If you check out the lowrisc.org project ( http://www.lowrisc.org/docs/ethernet-v0.5/ )

It has a compiler so you can quickly try out your algorithm in embedded Linux.

This will give a top estimate for run-time. To improve you could make use of dedicated on-chip memory to hold your matrices (DDR memory access could be a bottleneck).

We only support one cheap board at the moment (Nexys4-DDR) but potentially a different FPGA could be used.

Regards,

Jonathan

[Anton Krug]

Hi Jonathen, Muhammed,

I don't have enough knowledge about the lowRisc, but is it RocketChip based (noticed in included in the repository)? Couldn't find what extensions is it build, does it have the D extension or would be the math implemented in the software. I think rocketchip still has the no 32bit D variant so that would mean a 64bit riscv if you want hardware double precision. Or hope software would implementation would be fast enough. You could cheat a bit, you were saying the FPGA size is not a factor and it looks like the 3 matrices are independent, could you synthesize completely 3 independent cores each working on one matrix?

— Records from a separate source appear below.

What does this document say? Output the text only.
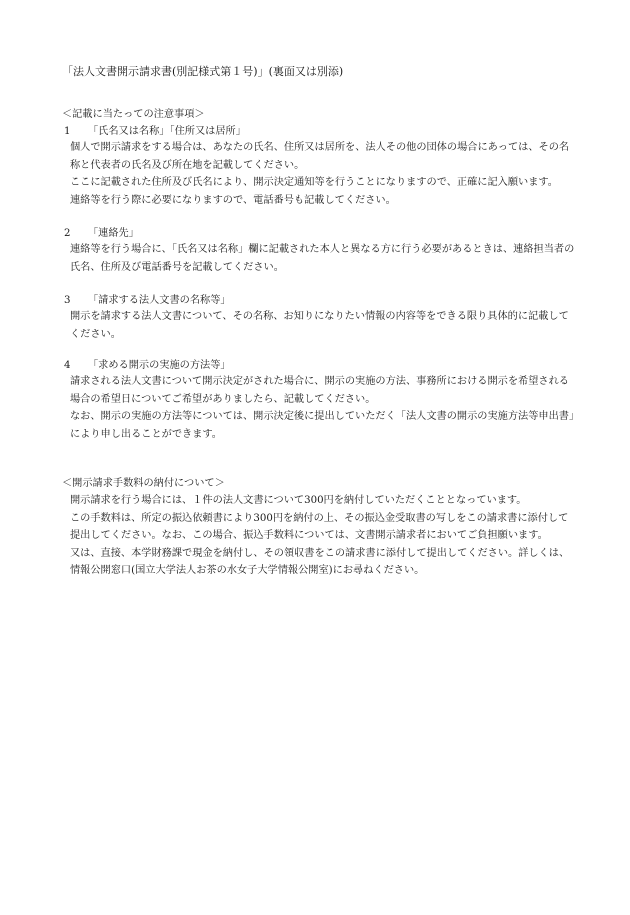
「法人文書開示請求書(別記様式第１号)」(裏面又は別添)
＜記載に当たっての注意事項＞
1 「氏名又は名称」「住所又は居所」

個人で開示請求をする場合は、あなたの氏名、住所又は居所を、法人その他の団体の場合にあっては、その名称と代表者の氏名及び所在地を記載してください。

ここに記載された住所及び氏名により、開示決定通知等を行うことになりますので、正確に記入願います。

連絡等を行う際に必要になりますので、電話番号も記載してください。

2 「連絡先」

連絡等を行う場合に、「氏名又は名称」欄に記載された本人と異なる方に行う必要があるときは、連絡担当者の氏名、住所及び電話番号を記載してください。

3 「請求する法人文書の名称等」

開示を請求する法人文書について、その名称、お知りになりたい情報の内容等をできる限り具体的に記載してください。

4 「求める開示の実施の方法等」

請求される法人文書について開示決定がされた場合に、開示の実施の方法、事務所における開示を希望される場合の希望日についてご希望がありましたら、記載してください。

なお、開示の実施の方法等については、開示決定後に提出していただく「法人文書の開示の実施方法等申出書」により申し出ることができます。

＜開示請求手数料の納付について＞

開示請求を行う場合には、１件の法人文書について300円を納付していただくこととなっています。

この手数料は、所定の振込依頼書により300円を納付の上、その振込金受取書の写しをこの請求書に添付して提出してください。なお、この場合、振込手数料については、文書開示請求者においてご負担願います。

又は、直接、本学財務課で現金を納付し、その領収書をこの請求書に添付して提出してください。詳しくは、情報公開窓口(国立大学法人お茶の水女子大学情報公開室)にお尋ねください。
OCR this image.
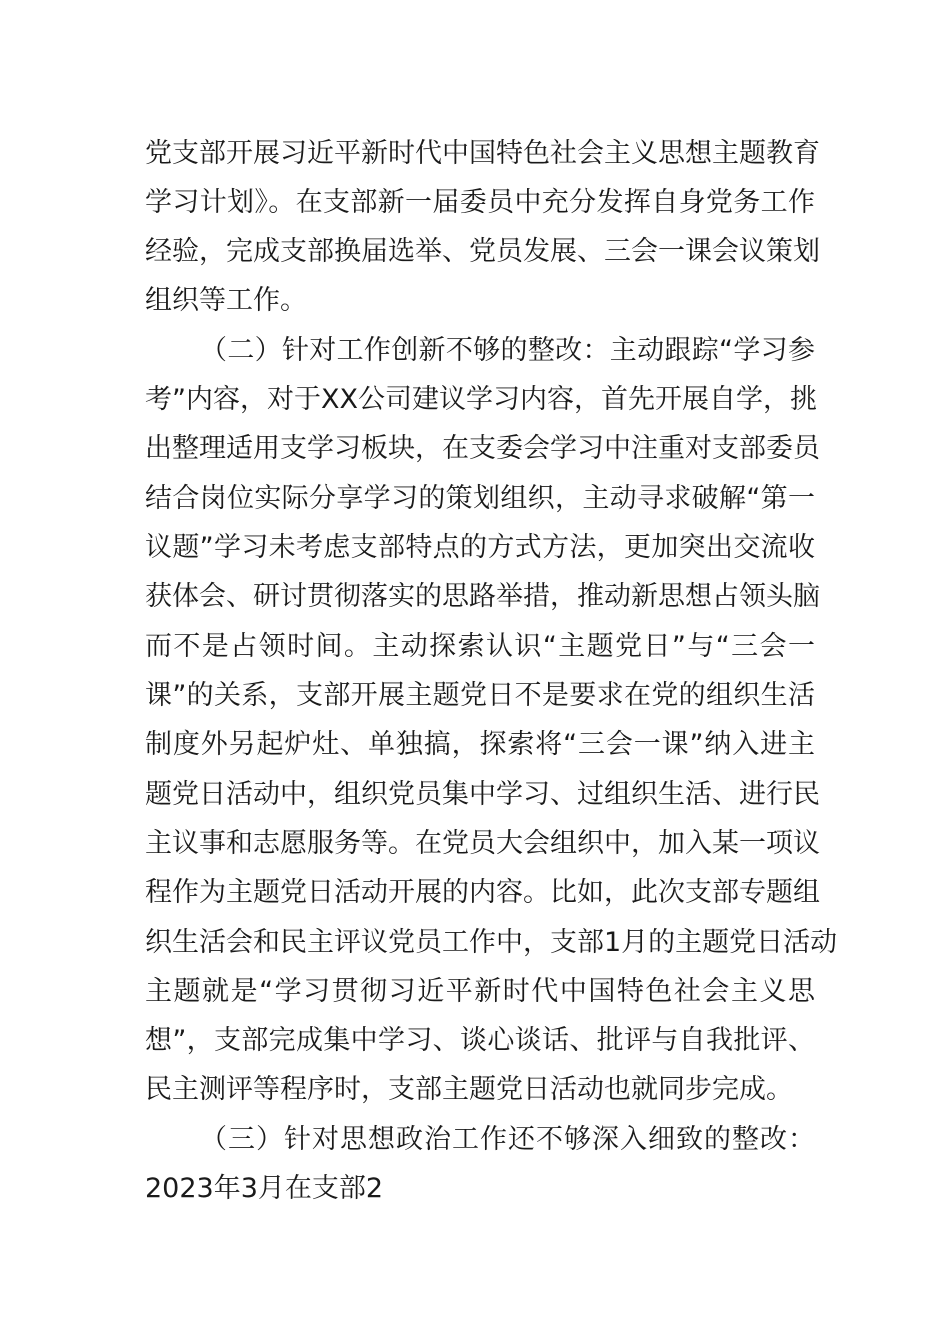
党支部开展习近平新时代中国特色社会主义思想主题教育
学习计划》。在支部新一届委员中充分发挥自身党务工作
经验，完成支部换届选举、党员发展、三会一课会议策划
组织等工作。
（二）针对工作创新不够的整改：主动跟踪“学习参
考”内容，对于XX公司建议学习内容，首先开展自学，挑
出整理适用支学习板块，在支委会学习中注重对支部委员
结合岗位实际分享学习的策划组织，主动寻求破解“第一
议题”学习未考虑支部特点的方式方法，更加突出交流收
获体会、研讨贯彻落实的思路举措，推动新思想占领头脑
而不是占领时间。主动探索认识“主题党日”与“三会一
课”的关系，支部开展主题党日不是要求在党的组织生活
制度外另起炉灶、单独搞，探索将“三会一课”纳入进主
题党日活动中，组织党员集中学习、过组织生活、进行民
主议事和志愿服务等。在党员大会组织中，加入某一项议
程作为主题党日活动开展的内容。比如，此次支部专题组
织生活会和民主评议党员工作中，支部1月的主题党日活动
主题就是“学习贯彻习近平新时代中国特色社会主义思
想”，支部完成集中学习、谈心谈话、批评与自我批评、
民主测评等程序时，支部主题党日活动也就同步完成。
（三）针对思想政治工作还不够深入细致的整改：
2023年3月在支部2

The other recommendation to port part of the algorithm from your current setup to riscv to see how heavy assembler it produces could be pretty good estimation without a need to have any riscv hard/soft core by hand. You could switch the "arch" so see how rv32 soft float core would perform or how a rv64g would perform. Which would give you some guidance.

Anton

[Dr Jonathan Kimmitt]

Yes, Lowrisc is based on an old version of 64-bit Rocket. It does not have the compressed instruction extension but it does have a hardware floating point unit. In fact this unit is on the timing critical path.

You should be able to tell how many floating-point operations your algorithm requires. It it uses lapack then you would need to port the operations you need to RISCV. This can all be done before you go anywhere near any hardware.

If you need some kind of vector unit to get the performance then a different software would be needed. You can consider Vivado-HLS for example, which has a variety of trade-offs for different area/performance compromises.